KUWAIT: Domestic credit growth picked up to 2.1 percent q/q in 3Q2021 with the y/y increase at 4 percent through September. For the fifth consecutive quarter, household lending was the main growth driver, while business lending has been slow to recover from the pandemic-related slowdown. Business credit was flat in 3Q2021 with the y/y increase at only 0.3 percent through September. While the pandemic-induced shock continues to put pressure on the growth in business credit, we think that relatively high repayments/write-offs are also a likely factor for the weak business credit trends over the past year.
Nevertheless, the various sectors showed wide differences with the trade and construction sectors continuing to be the weakest, falling by 13 percent and 11 percent y/y, respectively. In contrast, credit growth in the oil/gas (+14 percent y/y) and industry (+11 percent) sectors was very robust. Credit to real estate, by far the largest component of business credit with a 43 percent share, continued to gradually inch up with the y/y increase at 2.3 percent through September.
Household credit accelerated to register the fastest quarterly growth since the third quarter of last year, with the y/y increase at 11.2 percent through September. This strong expansion was driven by housing loans as well as personal consumption loans with both growing at around 11 percent y/y. The six-month deferral of household credit installments for Kuwaiti borrowers (which is set to expire in Q4), the ongoing robust demand/high valuations in the residential real estate sector, and the continued solid consumer spending are some of the key factors behind this multi-year record expansion in household lending.
Overall credit growth in 3Q2021 got a boost from a solid expansion in lending to non-bank financial institutions, which soared by a multi-year high of nearly 10 percent q/q, and from credit for securities purchase, which increased by the second-highest quarterly rate in the past two years. Going into 2022, credit growth will likely be supported by the further normalization of economic activities given the major pickup in vaccination rates and the ongoing easing of pandemic-related restrictions.
Business credit should be supported by a likely improvement in project awards and by the pent-up demand for capital spending (CAPEX) given muted CAPEX by corporates since the outbreak of the pandemic. As for household credit, growth will likely start to trend down to pre-pandemic levels following the Q4 expiry of the six-month deferral of household credit installments of Kuwaiti borrowers.

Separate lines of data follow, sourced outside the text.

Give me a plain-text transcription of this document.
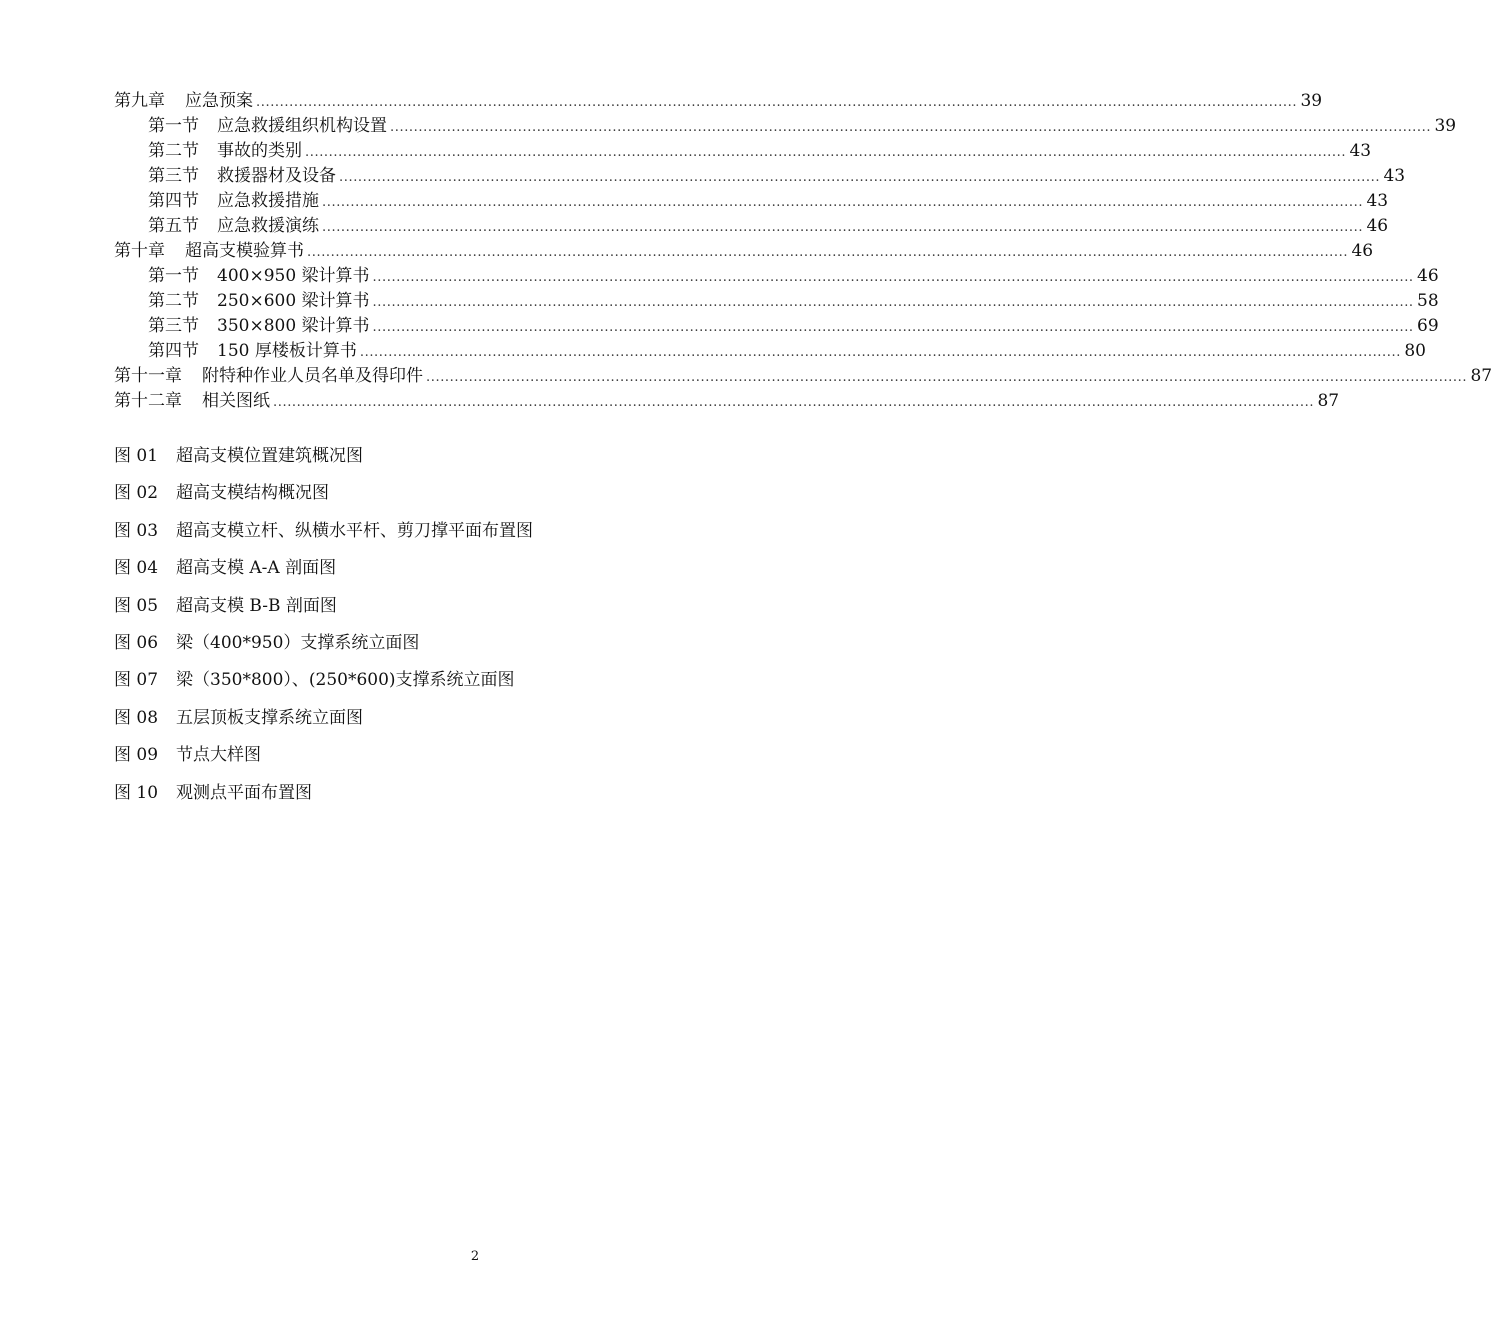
第九章 应急预案 ............................................................................................................................................................................................................................ 39
第一节 应急救援组织机构设置 ............................................................................................................................................................................................................................ 39
第二节 事故的类别 ............................................................................................................................................................................................................................ 43
第三节 救援器材及设备 ............................................................................................................................................................................................................................ 43
第四节 应急救援措施 ............................................................................................................................................................................................................................ 43
第五节 应急救援演练 ............................................................................................................................................................................................................................ 46
第十章 超高支模验算书 ............................................................................................................................................................................................................................ 46
第一节 400×950 梁计算书 ............................................................................................................................................................................................................................ 46
第二节 250×600 梁计算书 ............................................................................................................................................................................................................................ 58
第三节 350×800 梁计算书 ............................................................................................................................................................................................................................ 69
第四节 150 厚楼板计算书 ............................................................................................................................................................................................................................ 80
第十一章 附特种作业人员名单及得印件 ............................................................................................................................................................................................................................ 87
第十二章 相关图纸 ............................................................................................................................................................................................................................ 87
图 01	超高支模位置建筑概况图
图 02	超高支模结构概况图
图 03	超高支模立杆、纵横水平杆、剪刀撑平面布置图
图 04	超高支模 A-A 剖面图
图 05	超高支模 B-B 剖面图
图 06	梁（400*950）支撑系统立面图
图 07	梁（350*800）、(250*600)支撑系统立面图
图 08	五层顶板支撑系统立面图
图 09	节点大样图
图 10	观测点平面布置图
2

On the other hand, passage of the mortgage law in one form or another (which is expected) will be a game changer, providing significant growth potential for the banks given the very strong demand for housing loans. Finally, in an effort to continue supporting the economic recovery, the Central Bank of Kuwait will only gradually unwind the easing of some of its liquidity and capitalization regulations that took effect in April last year due to the onset of the pandemic. Almost all prudential regulations shall get back to their pre-pandemic levels effective January 2023.
Private-sector deposits
Domestic deposits inched up by 0.8 percent q/q, fully driven by government deposits, with the y/y expansion still very much muted (-3.3 percent through September). Private-sector deposits are down 2.8 percent y/y, while government deposits have dropped by 5.5 percent probably related to the liquidity constraints that the government has been facing. However, following two quarters of steep decreases, government deposits showed improving trends, rebounding by 7.3 percent q/q likely driven by surging oil prices.
Looking at the breakdown of KD private sector deposits, the trend that has been at play since the outbreak of the pandemic (which is current and saving (CASA) deposits expanding much faster than time deposits for six consecutive quarters) reached a stand-still in 3Q2021 as CASA edged down slightly while time deposits inched up by 1 percent. Nevertheless, from a y/y perspective, CASA is still up 5.6 percent, while time deposits are down 10 percent.
The steep fall in interest rates last year (banks shedding expensive institutional deposits to defend margins and depositors facing lower opportunity cost from keeping funds in CASA deposits) and the deferral of credit instalments have been two key drivers for the changing composition of private sector deposits. The lack of growth in domestic deposits over the past year led to an increase in the sector's domestic loans-to-deposits ratio, which reached 93.5 percent in September from around 87 percent one year ago, reflecting the slightly tighter liquidity situation.
Policy interest rates on hold
The CBK's discount rate has remained at 1.5 percent since March 2020 and will likely stay at that level in the short term given that the US Federal Reserve is unlikely to hike its policy rate in the first half of 2022. However, interest rates (weighted average as calculated by the CBK) on KD-denominated deposits seem to have bottomed out and actually have started to very gradually trend higher in the past few months. Kuwaiti banks' results confirm this trend as all witnessed a q/q increase in the cost of funds in 3Q2021.